Wiguy haussa les épaules.
— Que cela te serve de leçon, de toutes façons.
Le changement de ton m’indiqua qu’elle était déjà passée à autre chose. Je m’abstins cependant de jeter un regard par la fenêtre : Drakvian devait déjà être loin d’ici de toute manière.
— Il y a encore beaucoup de monde à la taverne ? —demandai-je.
— Non, les gens sont partis. Aujourd’hui, ça a été une journée dure pour tout le monde. Moi, je vais aller me coucher.
— Bonne nuit ! Moi, je me couche bientôt —lui assurai-je—. Je vais… continuer un peu le har-kar. Je dois réviser les derniers mouvements.
Wiguy me regarda avec une douceur subite et sourit.
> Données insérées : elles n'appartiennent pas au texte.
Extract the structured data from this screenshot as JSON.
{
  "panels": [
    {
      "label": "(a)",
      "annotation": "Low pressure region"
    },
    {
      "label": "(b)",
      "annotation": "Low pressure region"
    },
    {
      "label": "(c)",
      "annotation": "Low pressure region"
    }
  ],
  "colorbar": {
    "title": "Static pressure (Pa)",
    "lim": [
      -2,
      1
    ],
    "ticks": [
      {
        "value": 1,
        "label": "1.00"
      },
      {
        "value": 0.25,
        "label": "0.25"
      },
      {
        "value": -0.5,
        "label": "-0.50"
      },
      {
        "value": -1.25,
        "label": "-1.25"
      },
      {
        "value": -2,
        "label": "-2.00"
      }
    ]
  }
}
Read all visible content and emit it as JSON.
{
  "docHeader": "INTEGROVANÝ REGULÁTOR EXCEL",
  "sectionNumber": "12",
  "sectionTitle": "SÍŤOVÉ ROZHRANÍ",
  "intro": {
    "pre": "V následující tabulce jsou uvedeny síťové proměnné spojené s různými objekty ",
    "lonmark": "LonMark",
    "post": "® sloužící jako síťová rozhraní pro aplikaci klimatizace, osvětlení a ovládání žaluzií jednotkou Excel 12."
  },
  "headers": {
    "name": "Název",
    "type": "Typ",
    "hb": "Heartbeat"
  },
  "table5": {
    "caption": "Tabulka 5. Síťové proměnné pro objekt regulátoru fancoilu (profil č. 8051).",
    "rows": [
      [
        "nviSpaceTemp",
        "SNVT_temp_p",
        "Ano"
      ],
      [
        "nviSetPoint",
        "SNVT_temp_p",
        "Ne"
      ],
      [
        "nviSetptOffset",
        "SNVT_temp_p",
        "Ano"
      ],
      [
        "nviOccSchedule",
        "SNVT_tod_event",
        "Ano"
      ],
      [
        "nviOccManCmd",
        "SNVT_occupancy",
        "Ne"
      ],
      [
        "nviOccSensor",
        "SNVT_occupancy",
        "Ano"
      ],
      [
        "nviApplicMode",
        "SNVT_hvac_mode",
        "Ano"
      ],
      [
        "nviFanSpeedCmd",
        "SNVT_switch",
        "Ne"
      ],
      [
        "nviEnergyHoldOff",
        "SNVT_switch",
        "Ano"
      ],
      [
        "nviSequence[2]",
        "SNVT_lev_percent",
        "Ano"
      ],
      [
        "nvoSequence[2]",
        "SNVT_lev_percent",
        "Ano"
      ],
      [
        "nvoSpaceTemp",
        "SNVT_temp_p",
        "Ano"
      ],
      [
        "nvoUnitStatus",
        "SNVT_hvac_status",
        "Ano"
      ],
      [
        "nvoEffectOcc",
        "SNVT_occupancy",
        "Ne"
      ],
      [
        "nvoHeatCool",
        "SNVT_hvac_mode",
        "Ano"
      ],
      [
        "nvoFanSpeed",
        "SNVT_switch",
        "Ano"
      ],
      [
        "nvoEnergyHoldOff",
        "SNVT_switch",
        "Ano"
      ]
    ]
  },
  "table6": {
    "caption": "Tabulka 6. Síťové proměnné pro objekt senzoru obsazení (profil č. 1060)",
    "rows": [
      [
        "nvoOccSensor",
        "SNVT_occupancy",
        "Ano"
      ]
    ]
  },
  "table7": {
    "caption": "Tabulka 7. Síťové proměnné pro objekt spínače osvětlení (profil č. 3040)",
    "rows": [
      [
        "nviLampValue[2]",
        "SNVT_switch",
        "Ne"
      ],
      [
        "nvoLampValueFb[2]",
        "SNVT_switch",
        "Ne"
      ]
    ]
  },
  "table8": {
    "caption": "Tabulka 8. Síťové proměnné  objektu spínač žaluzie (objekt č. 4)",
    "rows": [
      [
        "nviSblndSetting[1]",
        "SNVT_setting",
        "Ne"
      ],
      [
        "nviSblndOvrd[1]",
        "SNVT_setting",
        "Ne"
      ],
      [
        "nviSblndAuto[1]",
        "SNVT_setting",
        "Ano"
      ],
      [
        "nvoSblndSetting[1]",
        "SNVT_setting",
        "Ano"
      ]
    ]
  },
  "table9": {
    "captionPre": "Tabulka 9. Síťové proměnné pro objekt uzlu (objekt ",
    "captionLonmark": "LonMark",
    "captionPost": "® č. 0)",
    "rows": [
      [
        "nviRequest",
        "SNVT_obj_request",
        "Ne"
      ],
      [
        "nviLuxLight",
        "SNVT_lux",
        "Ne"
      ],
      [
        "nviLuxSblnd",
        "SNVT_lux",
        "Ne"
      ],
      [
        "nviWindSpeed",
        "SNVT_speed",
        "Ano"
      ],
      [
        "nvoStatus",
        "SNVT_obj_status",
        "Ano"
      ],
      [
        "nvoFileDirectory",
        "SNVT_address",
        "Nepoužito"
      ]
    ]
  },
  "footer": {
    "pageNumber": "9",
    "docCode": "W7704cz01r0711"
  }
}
— Le maître Dinyu doit être fier de toi.
J’esquissai un sourire.
— Je l’espère.
Wiguy m’embrassa sur le front et me dit bonne nuit en refermant la porte. Pour tenir un peu ma parole, je me mis en position et je réalisai quelques mouvements de har-kar. Mais, lorsque je me rappelai que, selon Drakvian, le maître Helith viendrait bientôt me voir, je restai figée en plein mouvement et je laissai retomber mes bras dans un soupir. Que voulait Marévor Helith maintenant ? M’envoyer voir les Hullinrots de force ? D’un côté, cela m’atterrait, mais, d’un autre côté, je souhaitais faire autre chose que pratiquer le har-kar, lire des lectures intellectuelles et essuyer des assiettes et des verres, jour après jour. Pourtant, je voulais m’entraîner pour le Tournoi. Finalement, au fond de moi, je souhaitais que le maître Dinyu se sente fier de ses élèves d’Ato.